November 10, 2019

Public Can View Mercury's Shadow At Rose-Hulman Observatory

The planet Mercury is seen in silhouette, lower third of image, as it transits across the face of the sun Monday, May 9, 2016, as viewed from Boyertown, Pennsylvania.  Mercury passes between Earth and the sun only about 13 times a century. - NASA/Bill Ingalls

The planet Mercury is seen in silhouette, lower third of image, as it transits across the face of the sun Monday, May 9, 2016, as viewed from Boyertown, Pennsylvania. Mercury passes between Earth and the sun only about 13 times a century.

NASA/Bill Ingalls

The Rose-Hulman Institute of Technology's Oakley Observatory will open its doors to visitors to witness the planet Mercury crossing the face of the sun. 

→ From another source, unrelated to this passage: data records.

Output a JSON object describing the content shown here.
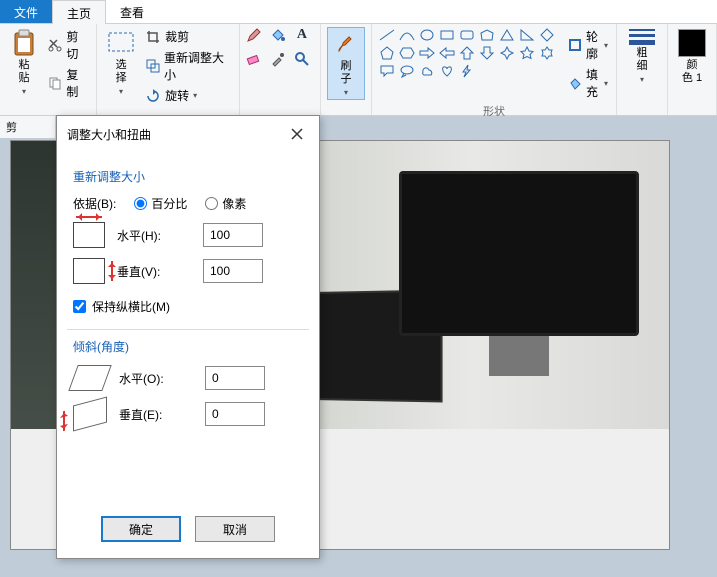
{
  "menu": {
    "file": "文件",
    "home": "主页",
    "view": "查看"
  },
  "ribbon": {
    "clipboard": {
      "paste": "粘\n贴",
      "cut": "剪切",
      "copy": "复制"
    },
    "image": {
      "select": "选\n择",
      "crop": "裁剪",
      "resize": "重新调整大小",
      "rotate": "旋转"
    },
    "tools": {},
    "brushes": {
      "label": "刷\n子"
    },
    "shapes_label": "形状",
    "outline": "轮廓",
    "fill": "填充",
    "stroke": "粗\n细",
    "color1": "颜\n色 1"
  },
  "side_crop_label": "剪",
  "dialog": {
    "title": "调整大小和扭曲",
    "resize_group": "重新调整大小",
    "by_label": "依据(B):",
    "percent": "百分比",
    "pixels": "像素",
    "horizontal_h": "水平(H):",
    "vertical_v": "垂直(V):",
    "h_value": "100",
    "v_value": "100",
    "maintain_aspect": "保持纵横比(M)",
    "skew_group": "倾斜(角度)",
    "horizontal_o": "水平(O):",
    "vertical_e": "垂直(E):",
    "skew_h_value": "0",
    "skew_v_value": "0",
    "ok": "确定",
    "cancel": "取消"
  }
}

Starting at 8 a.m. Monday, guests visiting the Terre Haute observatory will have access to seven telescopes outfitted especially for solar viewing. 

Oakley Observatory Director Dominic Ludovici described what the crossing will look like to spectators. 

"What's going to happen is from the point of view of Earth we're going to see a small black spot move across the surface of the sun...basically, [we're] seeing the planet Mercury's shadow," he said. 

The solar event is often difficult to see from Earth. Ludovici said most people can only see it once per decade. It won't be visible again until 2032. 

A visit with Oakley Observatory is the best way guests can ensure they witness the event without damaging their eyes. He also said it can help offer perspective on the scale of space. 

"It's one of those events that, one, kind of puts our place in the universe kind of in perspective," Ludovici said. 

Parking is available in a lot near Rose-Hulman's east entrance, located at Hunt road and north of the intersection of U.S. 40 and Wabash Avenue. The program is free and open to the public.